Paragraf 129/a/b und Überwachung
aus dem Buch "Das zarte Pflänzchen der Solidarität gegossen. Zu den Verfahren und dem Prozess wegen Mitgliedschaft in der militanten gruppe (mg)", S. 46f, ISBN 978-3-942885-00-3, edition assemblage, März 2011.
Schon nach den Durchsuchungen am 9. Mai 2007 und den bekannt gewordenen Ermittlungsverfahren gegen G8-Gegner_innen war die Parole „Wir sind alle 129a“ in aller Munde. So auch bei uns. Das Organisationsdelikt ist eine Besonderheit im deutschen Strafrecht. Mensch kann für eine Tat verurteilt werden, obwohl mensch nicht daran beteiligt war. Allerdings ist die Verurteilungsquote nach diesen Paragrafen gering. Sie dienen den Repressionsorganen in Kombination mit den damit einhergehenden weiträumigen Ermittlungsbefugnissen für umfassende Bespitzelung und Drangsalierung.
Die Durchsuchungen vor dem G8-Gipfel am 9. Mai 2007 (bei Menschen aus dem sogenannten G8-Verfahren und dem mg-Ursprungsverfahren (mg1), siehe Seite 47f) und die Ermittlungsakten zeigten, dass die Verfolgungsbehörden ihren über Jahre, vor allem gegen die Stadtguerilla ausgebauten Riesenapparat auch auf Kleingruppenmilitanz ansetzen, weil sie die „nervigen“ militanten Aktionen nicht nur in der Hauptstadt mit allen Mitteln zu fassen kriegen wollen.

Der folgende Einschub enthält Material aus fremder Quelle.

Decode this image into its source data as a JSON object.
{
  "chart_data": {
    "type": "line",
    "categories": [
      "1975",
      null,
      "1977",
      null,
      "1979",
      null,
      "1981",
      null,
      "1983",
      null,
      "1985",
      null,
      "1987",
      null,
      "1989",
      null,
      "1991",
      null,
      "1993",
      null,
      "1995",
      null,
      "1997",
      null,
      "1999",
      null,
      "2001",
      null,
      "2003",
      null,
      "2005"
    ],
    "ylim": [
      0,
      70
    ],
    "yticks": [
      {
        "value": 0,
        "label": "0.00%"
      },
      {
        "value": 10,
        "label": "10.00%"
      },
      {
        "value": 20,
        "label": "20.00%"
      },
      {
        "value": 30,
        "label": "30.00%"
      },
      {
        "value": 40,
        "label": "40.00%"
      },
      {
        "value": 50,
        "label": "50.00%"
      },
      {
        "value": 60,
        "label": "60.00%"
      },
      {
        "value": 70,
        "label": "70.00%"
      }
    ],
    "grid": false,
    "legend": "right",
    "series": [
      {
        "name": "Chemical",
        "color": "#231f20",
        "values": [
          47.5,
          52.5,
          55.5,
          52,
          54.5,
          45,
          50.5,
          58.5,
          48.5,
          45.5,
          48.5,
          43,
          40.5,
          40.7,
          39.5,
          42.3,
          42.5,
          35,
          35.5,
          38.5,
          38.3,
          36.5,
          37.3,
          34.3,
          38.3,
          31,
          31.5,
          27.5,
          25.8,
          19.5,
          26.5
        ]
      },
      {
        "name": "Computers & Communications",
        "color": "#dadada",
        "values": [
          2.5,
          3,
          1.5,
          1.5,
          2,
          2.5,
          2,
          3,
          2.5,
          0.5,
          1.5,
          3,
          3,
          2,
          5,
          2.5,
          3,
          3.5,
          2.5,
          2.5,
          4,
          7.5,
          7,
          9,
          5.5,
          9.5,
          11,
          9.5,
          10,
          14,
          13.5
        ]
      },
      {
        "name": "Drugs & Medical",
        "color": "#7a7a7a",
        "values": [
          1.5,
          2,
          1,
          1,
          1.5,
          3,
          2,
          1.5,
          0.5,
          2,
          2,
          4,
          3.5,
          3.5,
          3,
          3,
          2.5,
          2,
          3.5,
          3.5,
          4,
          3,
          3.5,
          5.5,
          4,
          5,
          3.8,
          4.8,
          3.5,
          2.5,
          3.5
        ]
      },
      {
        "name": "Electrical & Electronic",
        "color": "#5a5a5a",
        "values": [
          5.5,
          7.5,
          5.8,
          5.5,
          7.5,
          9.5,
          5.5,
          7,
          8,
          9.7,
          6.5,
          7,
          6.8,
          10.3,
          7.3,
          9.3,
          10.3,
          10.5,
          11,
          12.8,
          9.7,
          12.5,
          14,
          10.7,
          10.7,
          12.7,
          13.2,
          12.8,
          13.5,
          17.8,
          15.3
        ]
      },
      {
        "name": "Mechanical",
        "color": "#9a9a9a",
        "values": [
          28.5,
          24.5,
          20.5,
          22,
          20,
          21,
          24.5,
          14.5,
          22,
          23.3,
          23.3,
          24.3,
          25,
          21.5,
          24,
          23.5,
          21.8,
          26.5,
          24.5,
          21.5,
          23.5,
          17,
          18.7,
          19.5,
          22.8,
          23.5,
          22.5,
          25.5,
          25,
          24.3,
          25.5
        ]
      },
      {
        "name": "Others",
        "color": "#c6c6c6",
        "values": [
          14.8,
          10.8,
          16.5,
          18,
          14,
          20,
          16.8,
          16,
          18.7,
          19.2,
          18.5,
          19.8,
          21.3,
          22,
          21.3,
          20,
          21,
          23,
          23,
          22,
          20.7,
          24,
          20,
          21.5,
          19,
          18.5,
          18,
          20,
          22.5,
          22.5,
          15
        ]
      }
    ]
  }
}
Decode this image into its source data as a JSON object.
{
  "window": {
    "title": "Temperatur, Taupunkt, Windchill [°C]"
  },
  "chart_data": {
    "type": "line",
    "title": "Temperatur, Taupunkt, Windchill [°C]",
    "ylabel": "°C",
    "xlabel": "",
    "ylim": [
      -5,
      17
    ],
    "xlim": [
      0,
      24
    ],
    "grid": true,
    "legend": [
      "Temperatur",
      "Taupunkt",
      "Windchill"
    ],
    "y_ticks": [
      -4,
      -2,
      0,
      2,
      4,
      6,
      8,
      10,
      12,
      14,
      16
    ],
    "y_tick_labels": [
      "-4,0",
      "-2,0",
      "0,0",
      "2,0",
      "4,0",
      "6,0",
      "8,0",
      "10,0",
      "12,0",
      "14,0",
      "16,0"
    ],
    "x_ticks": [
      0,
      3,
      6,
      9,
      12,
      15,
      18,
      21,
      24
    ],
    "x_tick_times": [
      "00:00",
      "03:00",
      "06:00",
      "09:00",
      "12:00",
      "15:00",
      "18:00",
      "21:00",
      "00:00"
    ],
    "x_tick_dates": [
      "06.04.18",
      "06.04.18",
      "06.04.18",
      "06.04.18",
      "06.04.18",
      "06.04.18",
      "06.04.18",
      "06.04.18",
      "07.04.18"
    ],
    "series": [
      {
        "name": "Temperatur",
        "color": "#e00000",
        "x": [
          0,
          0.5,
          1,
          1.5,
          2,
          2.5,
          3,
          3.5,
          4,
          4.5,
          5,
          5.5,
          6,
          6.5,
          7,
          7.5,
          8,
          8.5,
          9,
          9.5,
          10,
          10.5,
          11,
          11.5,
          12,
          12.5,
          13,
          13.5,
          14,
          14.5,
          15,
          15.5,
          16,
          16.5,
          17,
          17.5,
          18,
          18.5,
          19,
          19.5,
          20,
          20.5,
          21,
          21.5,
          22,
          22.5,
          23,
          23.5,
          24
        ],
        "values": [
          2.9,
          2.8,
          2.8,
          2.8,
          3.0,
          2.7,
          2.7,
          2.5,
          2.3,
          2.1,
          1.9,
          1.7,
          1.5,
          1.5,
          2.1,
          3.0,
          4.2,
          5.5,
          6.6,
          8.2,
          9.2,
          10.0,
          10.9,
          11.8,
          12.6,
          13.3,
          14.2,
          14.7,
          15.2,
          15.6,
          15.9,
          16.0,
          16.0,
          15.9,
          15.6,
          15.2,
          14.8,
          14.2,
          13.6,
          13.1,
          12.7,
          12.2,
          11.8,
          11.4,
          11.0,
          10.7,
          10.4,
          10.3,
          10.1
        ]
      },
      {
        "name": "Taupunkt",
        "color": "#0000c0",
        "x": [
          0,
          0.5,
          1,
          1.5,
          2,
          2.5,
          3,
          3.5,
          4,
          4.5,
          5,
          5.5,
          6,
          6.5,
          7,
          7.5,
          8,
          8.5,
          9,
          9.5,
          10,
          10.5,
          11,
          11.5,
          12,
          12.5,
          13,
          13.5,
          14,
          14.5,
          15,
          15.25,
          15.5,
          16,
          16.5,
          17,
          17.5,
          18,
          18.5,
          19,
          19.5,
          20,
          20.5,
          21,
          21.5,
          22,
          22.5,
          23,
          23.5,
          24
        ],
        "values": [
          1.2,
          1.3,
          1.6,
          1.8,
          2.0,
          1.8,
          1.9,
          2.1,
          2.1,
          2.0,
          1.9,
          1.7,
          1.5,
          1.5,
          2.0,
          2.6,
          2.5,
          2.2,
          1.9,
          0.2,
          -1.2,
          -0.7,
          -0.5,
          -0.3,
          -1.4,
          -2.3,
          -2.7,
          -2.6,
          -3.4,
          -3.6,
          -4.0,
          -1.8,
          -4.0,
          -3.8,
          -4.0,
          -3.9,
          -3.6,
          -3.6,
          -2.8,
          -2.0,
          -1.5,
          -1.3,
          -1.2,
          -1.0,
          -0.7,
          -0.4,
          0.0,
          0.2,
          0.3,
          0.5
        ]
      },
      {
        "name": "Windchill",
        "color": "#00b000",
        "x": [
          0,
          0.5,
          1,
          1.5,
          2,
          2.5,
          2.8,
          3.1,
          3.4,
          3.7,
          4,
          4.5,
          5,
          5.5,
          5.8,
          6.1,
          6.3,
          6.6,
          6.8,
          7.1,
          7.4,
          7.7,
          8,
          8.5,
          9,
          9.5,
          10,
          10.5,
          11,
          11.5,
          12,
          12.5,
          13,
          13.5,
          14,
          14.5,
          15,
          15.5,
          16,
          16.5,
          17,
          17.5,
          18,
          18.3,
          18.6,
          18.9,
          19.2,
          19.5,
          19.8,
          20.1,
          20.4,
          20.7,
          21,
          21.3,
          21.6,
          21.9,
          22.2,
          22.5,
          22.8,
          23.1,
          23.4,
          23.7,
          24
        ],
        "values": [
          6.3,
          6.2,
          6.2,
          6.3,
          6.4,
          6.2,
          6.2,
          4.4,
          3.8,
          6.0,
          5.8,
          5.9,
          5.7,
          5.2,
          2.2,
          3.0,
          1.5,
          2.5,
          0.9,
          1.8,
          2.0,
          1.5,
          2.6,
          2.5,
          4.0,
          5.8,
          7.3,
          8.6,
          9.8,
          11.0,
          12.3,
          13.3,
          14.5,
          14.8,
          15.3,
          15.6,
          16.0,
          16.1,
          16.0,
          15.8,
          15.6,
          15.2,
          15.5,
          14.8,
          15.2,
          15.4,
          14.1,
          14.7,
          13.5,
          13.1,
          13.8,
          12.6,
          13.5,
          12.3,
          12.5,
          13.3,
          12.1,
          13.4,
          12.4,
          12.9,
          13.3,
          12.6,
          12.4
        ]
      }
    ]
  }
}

Die Hintergründe der Razzien vom 9. Mai 2007 bedürfen rückblickend einer genauen Analyse. Zum einen ging es dem Staat sicherlich um einen Einschüchterungsversuch so kurz vor dem G8-Gipfel, andererseits wissen wir, dass auch die bis dato Beschuldigten des mg4-Verfahrens observiert und ihr weiteres Handeln, ihre Reaktionen auf die Razzia, überprüft wurden. Im Falle des mg1-Verfahrens stand der letzte, bis dahin nicht erfolgte Repressionsschritt – nämlich die Hausdurchsuchung – an. Daneben dienten die Razzien aber auch der Informationsgewinnung und Aufklärung. Insgesamt können wir feststellen, dass hier viele Fliegen mit einer Klatsche getroffen werden sollten. Aber die Reaktion auf der Straße blieb nicht aus. Bundesweit gingen am Abend der Durchsuchungen Zehntausende auf die Straße, allein in Berlin beteiligten sich rund 5000 Menschen an einer entschlossenen Demonstration.
Die §§129/a/b sind ein konstituierendes Element des bürgerlichen Staates. Schnell gab es bei uns Einigkeit über die Forderung, dass die Ermittlungs- und Ausforschungsparagrafen 129ff, die die Grundlage für die mg-Ermittlungen des BKA waren, abgeschafft gehören. Klar gibt es Überwachung auch ohne diese Paragrafen. Vorratsdatenspeicherung, Kfz-Kennzeichen-Überwachung, biometrische Daten in Pässen – all das war seinerzeit in den Schlagzeilen und der Kritik – sind dafür nur Beispiele. Das versuchten wir für eine Mobilisierung aufzugreifen bzw. uns und unser Anliegen damit zu verknüpfen.
Während die Polizei also auf dieses Instrument angewiesen ist, brauchen andere die §§129/a/b nicht, um die radikale Linke zu überwachen. Die Ämter für Verfassungsschutz im Bund und in den Ländern (VS) brauchen ihn nicht, um in Wohnungen einzudringen und Abhörmaßnahmen einzuleiten, wie es während der mg-Ermittlungen geschehen ist. Zwar werden letztere Maßnahmen nur selten öffentlich und vor Gericht kaum Verwendung finden, aber auch die belanglosesten Ergebnisse bestimmen – wenn es dem VS nötig erscheint – maßgeblich die weitere Schnüffelei von BKA und LKA. Besonders deutlich wird an der Zusammenarbeit zwischen Geheimdienst und Polizei, dass eine wesentliche Forderung der Westalliierten nach 1945 – das Trennungsgebot zwischen beiden Institutionen – heute weitgehend ausgehebelt ist. Das Thema Überwachung war auch für uns ein zentrales. Wir haben es jedoch wenig aus linksradikaler Sicht aufgenommen und analysiert.